There is a thread on The CABE ... Show your Davis-made bicycle ... started by DAVE THE WAVE ... that is 
worth reading .. now that you have a Davis-made ride.

.....................  patric


----------



## 37fleetwood (Nov 20, 2013)

is that a cat on top of the seat!!!


----------



## Flat Tire (Nov 20, 2013)

Thats quite a tip !


----------



## Flat Tire (Nov 20, 2013)

Here ya go

http://thecabe.com/vbulletin/showthread.php?20560-Show-your-Davis-built-bicycles


----------



## THEGOLDENGREEK (Nov 20, 2013)

37fleetwood said:


> is that a cat on top of the seat!!!




To answer your question scott looks like a door floor mat to a house,.. a very thick one!!


----------



## 37fleetwood (Nov 20, 2013)

THEGOLDENGREEK said:


> To answer your question scott looks like a door floor mat to a house,.. a very thick one!!

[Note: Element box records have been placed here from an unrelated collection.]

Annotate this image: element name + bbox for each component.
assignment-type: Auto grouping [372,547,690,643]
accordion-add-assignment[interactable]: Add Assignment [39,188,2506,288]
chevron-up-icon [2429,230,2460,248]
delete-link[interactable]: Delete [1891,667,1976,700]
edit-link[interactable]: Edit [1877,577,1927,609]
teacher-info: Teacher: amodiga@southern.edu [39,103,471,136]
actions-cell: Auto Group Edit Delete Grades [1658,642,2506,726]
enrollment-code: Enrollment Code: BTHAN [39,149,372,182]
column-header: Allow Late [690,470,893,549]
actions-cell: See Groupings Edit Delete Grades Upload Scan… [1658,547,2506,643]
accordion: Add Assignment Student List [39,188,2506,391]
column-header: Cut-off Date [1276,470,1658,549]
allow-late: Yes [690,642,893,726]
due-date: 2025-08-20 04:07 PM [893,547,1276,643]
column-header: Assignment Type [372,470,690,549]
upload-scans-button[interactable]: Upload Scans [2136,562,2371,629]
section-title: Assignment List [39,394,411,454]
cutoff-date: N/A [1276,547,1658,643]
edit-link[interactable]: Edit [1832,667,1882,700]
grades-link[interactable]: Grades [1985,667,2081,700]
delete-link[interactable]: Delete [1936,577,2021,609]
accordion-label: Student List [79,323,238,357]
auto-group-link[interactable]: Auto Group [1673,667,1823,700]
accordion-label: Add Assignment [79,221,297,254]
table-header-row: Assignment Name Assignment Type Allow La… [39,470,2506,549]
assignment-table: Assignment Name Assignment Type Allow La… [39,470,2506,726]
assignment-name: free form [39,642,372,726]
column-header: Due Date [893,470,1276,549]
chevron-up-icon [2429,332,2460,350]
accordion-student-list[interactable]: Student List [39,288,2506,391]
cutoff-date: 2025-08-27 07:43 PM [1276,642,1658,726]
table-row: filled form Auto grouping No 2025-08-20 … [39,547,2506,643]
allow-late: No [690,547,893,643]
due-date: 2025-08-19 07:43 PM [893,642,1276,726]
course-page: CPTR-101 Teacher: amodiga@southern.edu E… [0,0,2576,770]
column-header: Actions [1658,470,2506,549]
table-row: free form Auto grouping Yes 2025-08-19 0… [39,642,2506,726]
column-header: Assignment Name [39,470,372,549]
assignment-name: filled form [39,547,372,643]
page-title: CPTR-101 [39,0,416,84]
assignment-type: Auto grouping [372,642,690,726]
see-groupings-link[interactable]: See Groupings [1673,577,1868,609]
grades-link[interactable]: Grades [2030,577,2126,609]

Oh good, I was afraid it might have been dead!  
very cool bike by the way!


----------



## Arfsaidthebee (Nov 20, 2013)

*cat on the seat!*

I bet a few others chuckled when they read that! Nice work, Mr. 37 Fleetwood.


----------



## 66TigerCat (Nov 20, 2013)

*Nice bike !*

Fork looks tweaked though.


----------



## nj_shore (Nov 21, 2013)

Ha Thanks for the laugh and link to the Dayton thread.


----------